Deltamodulation

Delta modulation, also referred to as Δ modulation or Δ -M is used to pulse-frequency modulation (PFM) and pulse density modulation (PDM ) is a variation of the differential pulse code modulation (DPCM ), wherein the pulse coded signal on the transmission channel, only the two states 0 and 1 accept and can be encoded by a bit. The pulse width of a single pulse or the duration of a bit is constant in time.

The procedure is used to convert an analog waveform into a digital signal. The larger the input signal to be converted, the more pulses of constant duration are generated per unit time. The method is related to the pulse width modulation (PWM), in which, however, the pulse width is varied at a constant frequency.

Delta modulation is used inter alia, in the measurement and control of switching regulators and DC-DC converters and generally referred to in this context as the pulse frequency modulation. In the field of signal processing, the same process is referred to as delta modulation and serves to analog waveforms in a binary sequence to implement. An extension of the delta modulation is the delta-sigma modulation ( ΣΔ ) modulation, which is used, inter alia, supplemented by digital filter for analog -to-digital converters ( ADCs ).

General

In delta modulation, the analog signal is sampled at uniform intervals, each sample is compared to a stored and the previous one. The second sample is greater than the first signal 1 is produced by the delta modulator. The second sample is smaller, a 0 signal is generated.

To achieve an appropriate dynamic range of the delta modulation, a higher sampling frequency than that of the pulse code modulation is used. It must be chosen to satisfy the Nyquist -Shannon sampling theorem as in the pulse code modulating at least one sampling frequency. This corresponds to the delta modulation of the dynamic range by one bit. In delta modulation, therefore, the sampling frequency is chosen to be significantly higher than this lower value, higher for a dynamic range of n bits by a factor of 2n, since it can lead to slope overload distortion else.

Mathematical Description

The pulse frequency modulation can be seen as a consequence of the values ​​{0, 1} are described. The logical value of a bit 1 is usually associated with the positive signal value A, the logic value 0 to the value -A. The two values ​​are the values ​​bipolar sequence xn which by the PFM and PDM is formed.

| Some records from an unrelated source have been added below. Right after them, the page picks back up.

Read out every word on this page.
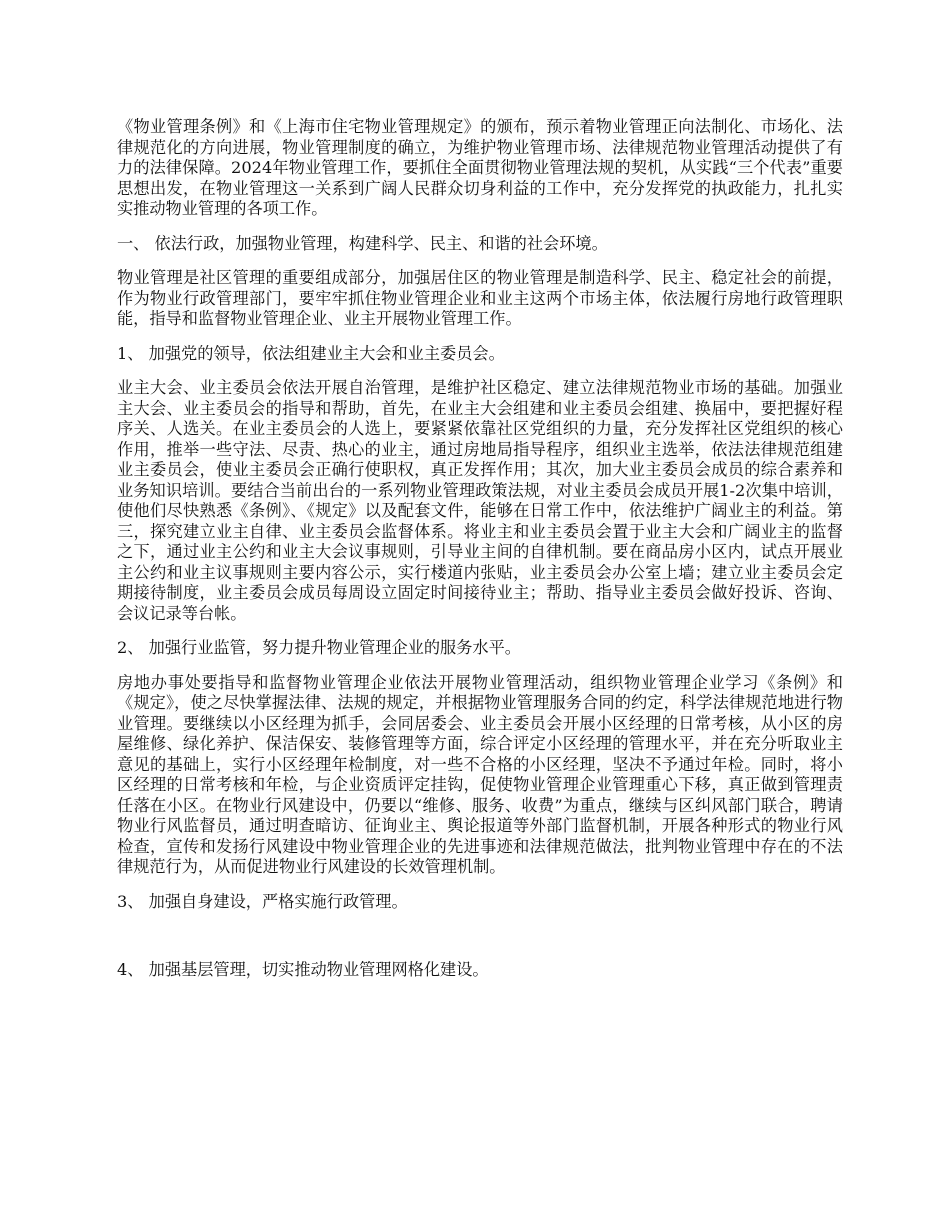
《物业管理条例》和《上海市住宅物业管理规定》的颁布，预示着物业管理正向法制化、市场化、法律规范化的方向进展，物业管理制度的确立，为维护物业管理市场、法律规范物业管理活动提供了有力的法律保障。2024年物业管理工作，要抓住全面贯彻物业管理法规的契机，从实践“三个代表”重要思想出发，在物业管理这一关系到广阔人民群众切身利益的工作中，充分发挥党的执政能力，扎扎实实推动物业管理的各项工作。

一、 依法行政，加强物业管理，构建科学、民主、和谐的社会环境。

物业管理是社区管理的重要组成部分，加强居住区的物业管理是制造科学、民主、稳定社会的前提，作为物业行政管理部门，要牢牢抓住物业管理企业和业主这两个市场主体，依法履行房地行政管理职能，指导和监督物业管理企业、业主开展物业管理工作。

1、 加强党的领导，依法组建业主大会和业主委员会。

业主大会、业主委员会依法开展自治管理，是维护社区稳定、建立法律规范物业市场的基础。加强业主大会、业主委员会的指导和帮助，首先，在业主大会组建和业主委员会组建、换届中，要把握好程序关、人选关。在业主委员会的人选上，要紧紧依靠社区党组织的力量，充分发挥社区党组织的核心作用，推举一些守法、尽责、热心的业主，通过房地局指导程序，组织业主选举，依法法律规范组建业主委员会，使业主委员会正确行使职权，真正发挥作用；其次，加大业主委员会成员的综合素养和业务知识培训。要结合当前出台的一系列物业管理政策法规，对业主委员会成员开展1-2次集中培训，使他们尽快熟悉《条例》、《规定》以及配套文件，能够在日常工作中，依法维护广阔业主的利益。第三，探究建立业主自律、业主委员会监督体系。将业主和业主委员会置于业主大会和广阔业主的监督之下，通过业主公约和业主大会议事规则，引导业主间的自律机制。要在商品房小区内，试点开展业主公约和业主议事规则主要内容公示，实行楼道内张贴，业主委员会办公室上墙；建立业主委员会定期接待制度，业主委员会成员每周设立固定时间接待业主；帮助、指导业主委员会做好投诉、咨询、会议记录等台帐。

2、 加强行业监管，努力提升物业管理企业的服务水平。

房地办事处要指导和监督物业管理企业依法开展物业管理活动，组织物业管理企业学习《条例》和《规定》，使之尽快掌握法律、法规的规定，并根据物业管理服务合同的约定，科学法律规范地进行物业管理。要继续以小区经理为抓手，会同居委会、业主委员会开展小区经理的日常考核，从小区的房屋维修、绿化养护、保洁保安、装修管理等方面，综合评定小区经理的管理水平，并在充分听取业主意见的基础上，实行小区经理年检制度，对一些不合格的小区经理，坚决不予通过年检。同时，将小区经理的日常考核和年检，与企业资质评定挂钩，促使物业管理企业管理重心下移，真正做到管理责任落在小区。在物业行风建设中，仍要以“维修、服务、收费”为重点，继续与区纠风部门联合，聘请物业行风监督员，通过明查暗访、征询业主、舆论报道等外部门监督机制，开展各种形式的物业行风检查，宣传和发扬行风建设中物业管理企业的先进事迹和法律规范做法，批判物业管理中存在的不法律规范行为，从而促进物业行风建设的长效管理机制。

3、 加强自身建设，严格实施行政管理。

4、 加强基层管理，切实推动物业管理网格化建设。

This makes it possible to express the bipolar pulse frequency modulation as:

Or

1 a sequence of constant values ​​results in a constant signal having the value A as a positive extreme value, a sequence of constant values ​​0 gives the constant signal to the negative extreme value -A. Signal values ​​between A and -A are formed by different sequences with different frequencies from the values ​​{0, 1}. By low-pass filtering the result can be xn form an analog waveform running.